Die Verordnung (EU) 2023/1230 über Maschinen ersetzt die bisherige Maschinenrichtlinie 2006/42/EG vollständig und ist ab dem 20. Januar 2027 verpflichtend anzuwenden. Sie bringt strengere, klarere und einheitlichere Sicherheitsanforderungen und berücksichtigt erstmals auch Cybersicherheit und maschinelles Lernen.

Warum sind Maschinenbauer sowohl Anwender als auch Hersteller von Leckagerisiken?

In der eigenen Fertigung betreiben Maschinenbauer selbst Hydrauliksysteme mit entsprechendem Leckagerisiko. Gleichzeitig verkaufen sie Maschinen mit eigenen Hydrauliksystemen an Kunden — tritt dort eine Leckage auf, wird daraus schnell ein Gewährleistungsfall oder ein Produkthaftungsthema.

Wie wirkt sich eine Hydraulikleckage wirtschaftlich aus?

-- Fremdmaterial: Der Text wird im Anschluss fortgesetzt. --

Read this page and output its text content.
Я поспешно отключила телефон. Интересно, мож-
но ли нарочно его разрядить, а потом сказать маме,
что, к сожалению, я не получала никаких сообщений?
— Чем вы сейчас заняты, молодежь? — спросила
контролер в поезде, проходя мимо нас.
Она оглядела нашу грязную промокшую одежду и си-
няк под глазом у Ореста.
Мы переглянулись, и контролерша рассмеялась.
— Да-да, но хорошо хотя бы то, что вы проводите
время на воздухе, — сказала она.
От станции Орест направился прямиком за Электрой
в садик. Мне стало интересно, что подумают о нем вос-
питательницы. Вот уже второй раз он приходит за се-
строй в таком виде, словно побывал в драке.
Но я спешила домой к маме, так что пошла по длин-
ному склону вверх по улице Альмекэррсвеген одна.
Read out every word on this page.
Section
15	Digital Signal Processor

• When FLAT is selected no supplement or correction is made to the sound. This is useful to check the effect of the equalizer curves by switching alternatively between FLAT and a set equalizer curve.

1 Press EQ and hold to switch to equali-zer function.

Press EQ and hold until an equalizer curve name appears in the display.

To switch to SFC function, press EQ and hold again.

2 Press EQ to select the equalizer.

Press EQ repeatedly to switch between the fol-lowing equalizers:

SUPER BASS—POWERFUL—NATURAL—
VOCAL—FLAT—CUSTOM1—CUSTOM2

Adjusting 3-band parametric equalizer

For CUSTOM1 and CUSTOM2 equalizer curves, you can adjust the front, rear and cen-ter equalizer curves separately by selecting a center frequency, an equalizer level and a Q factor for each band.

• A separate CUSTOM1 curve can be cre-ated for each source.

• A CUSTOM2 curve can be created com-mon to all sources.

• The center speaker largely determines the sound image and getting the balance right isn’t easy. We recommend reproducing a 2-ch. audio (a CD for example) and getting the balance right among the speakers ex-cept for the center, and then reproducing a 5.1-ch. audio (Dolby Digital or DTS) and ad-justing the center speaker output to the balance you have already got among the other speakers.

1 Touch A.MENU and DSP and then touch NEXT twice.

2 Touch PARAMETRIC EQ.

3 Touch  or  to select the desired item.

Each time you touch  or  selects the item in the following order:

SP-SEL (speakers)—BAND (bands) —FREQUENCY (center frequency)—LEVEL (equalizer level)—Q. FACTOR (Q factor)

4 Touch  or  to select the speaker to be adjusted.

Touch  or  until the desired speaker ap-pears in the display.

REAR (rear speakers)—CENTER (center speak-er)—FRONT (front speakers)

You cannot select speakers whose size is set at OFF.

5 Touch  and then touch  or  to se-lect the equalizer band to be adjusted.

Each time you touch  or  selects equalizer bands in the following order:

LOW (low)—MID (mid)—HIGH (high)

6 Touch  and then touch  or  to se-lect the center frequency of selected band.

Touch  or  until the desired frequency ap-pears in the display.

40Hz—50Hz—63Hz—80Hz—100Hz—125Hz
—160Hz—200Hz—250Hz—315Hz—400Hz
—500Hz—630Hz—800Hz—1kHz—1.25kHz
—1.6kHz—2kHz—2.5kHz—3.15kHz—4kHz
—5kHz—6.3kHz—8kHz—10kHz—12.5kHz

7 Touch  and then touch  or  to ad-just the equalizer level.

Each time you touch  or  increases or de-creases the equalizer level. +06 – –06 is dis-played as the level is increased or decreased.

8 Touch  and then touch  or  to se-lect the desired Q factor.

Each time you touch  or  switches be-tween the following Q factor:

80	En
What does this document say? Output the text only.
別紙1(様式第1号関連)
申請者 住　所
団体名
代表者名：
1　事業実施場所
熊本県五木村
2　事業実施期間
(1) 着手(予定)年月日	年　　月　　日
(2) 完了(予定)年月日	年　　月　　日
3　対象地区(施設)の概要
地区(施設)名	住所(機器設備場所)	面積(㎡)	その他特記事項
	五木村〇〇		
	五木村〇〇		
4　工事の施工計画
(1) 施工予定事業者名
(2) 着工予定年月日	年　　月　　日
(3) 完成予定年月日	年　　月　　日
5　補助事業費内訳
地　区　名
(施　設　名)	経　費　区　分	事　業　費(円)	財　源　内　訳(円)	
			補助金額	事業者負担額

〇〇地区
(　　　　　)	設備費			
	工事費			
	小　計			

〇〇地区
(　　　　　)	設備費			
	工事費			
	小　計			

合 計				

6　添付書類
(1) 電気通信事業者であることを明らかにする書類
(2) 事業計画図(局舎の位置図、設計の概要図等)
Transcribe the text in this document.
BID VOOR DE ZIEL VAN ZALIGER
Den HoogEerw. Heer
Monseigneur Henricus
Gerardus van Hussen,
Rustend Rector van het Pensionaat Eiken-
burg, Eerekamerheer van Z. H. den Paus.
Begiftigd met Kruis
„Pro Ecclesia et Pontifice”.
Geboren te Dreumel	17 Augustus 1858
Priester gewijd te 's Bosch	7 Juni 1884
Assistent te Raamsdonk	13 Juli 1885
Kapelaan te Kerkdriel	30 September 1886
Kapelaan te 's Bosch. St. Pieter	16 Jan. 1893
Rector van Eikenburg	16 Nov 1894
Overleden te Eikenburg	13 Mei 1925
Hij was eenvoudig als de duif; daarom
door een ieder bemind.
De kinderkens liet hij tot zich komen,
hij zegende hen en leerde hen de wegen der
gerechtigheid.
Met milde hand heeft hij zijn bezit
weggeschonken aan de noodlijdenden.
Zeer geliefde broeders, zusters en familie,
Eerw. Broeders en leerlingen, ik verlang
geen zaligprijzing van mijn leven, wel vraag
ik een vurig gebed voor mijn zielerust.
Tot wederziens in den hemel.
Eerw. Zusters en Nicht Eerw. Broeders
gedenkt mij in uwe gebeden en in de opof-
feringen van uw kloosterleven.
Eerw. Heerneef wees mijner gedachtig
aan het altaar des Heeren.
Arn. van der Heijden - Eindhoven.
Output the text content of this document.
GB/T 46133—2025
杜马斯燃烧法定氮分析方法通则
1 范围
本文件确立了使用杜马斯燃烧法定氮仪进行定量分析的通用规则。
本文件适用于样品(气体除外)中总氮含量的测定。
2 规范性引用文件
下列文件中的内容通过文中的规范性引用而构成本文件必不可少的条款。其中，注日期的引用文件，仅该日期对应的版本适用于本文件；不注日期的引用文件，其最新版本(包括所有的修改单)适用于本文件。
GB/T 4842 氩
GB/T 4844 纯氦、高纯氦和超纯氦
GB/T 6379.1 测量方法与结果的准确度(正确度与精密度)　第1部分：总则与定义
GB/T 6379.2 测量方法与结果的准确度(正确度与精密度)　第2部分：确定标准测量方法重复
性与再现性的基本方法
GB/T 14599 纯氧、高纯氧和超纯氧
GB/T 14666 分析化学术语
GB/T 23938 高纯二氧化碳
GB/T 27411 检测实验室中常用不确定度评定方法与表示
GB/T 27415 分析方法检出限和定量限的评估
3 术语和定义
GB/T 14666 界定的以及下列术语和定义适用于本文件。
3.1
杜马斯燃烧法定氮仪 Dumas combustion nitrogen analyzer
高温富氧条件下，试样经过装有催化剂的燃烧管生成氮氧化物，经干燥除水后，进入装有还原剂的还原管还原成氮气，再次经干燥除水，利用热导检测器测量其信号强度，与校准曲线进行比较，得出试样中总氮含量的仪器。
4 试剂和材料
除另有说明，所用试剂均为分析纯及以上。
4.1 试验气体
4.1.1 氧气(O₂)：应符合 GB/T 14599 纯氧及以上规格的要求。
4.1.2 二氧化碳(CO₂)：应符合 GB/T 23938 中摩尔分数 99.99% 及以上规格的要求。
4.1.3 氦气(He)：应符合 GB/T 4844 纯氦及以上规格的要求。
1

Gewährleistung umfasst die Ersatzteil- und Reparaturkosten während der Betriebszeit — je länger die Gewährleistung, desto höher die Kosten. Ein Anlagenstillstand beim Kunden durch eine Leckage kann zusätzlich schnell sechsstellige Gesamtkosten erreichen, da Personal- und Anlagenkosten während des Ausfalls weiterlaufen.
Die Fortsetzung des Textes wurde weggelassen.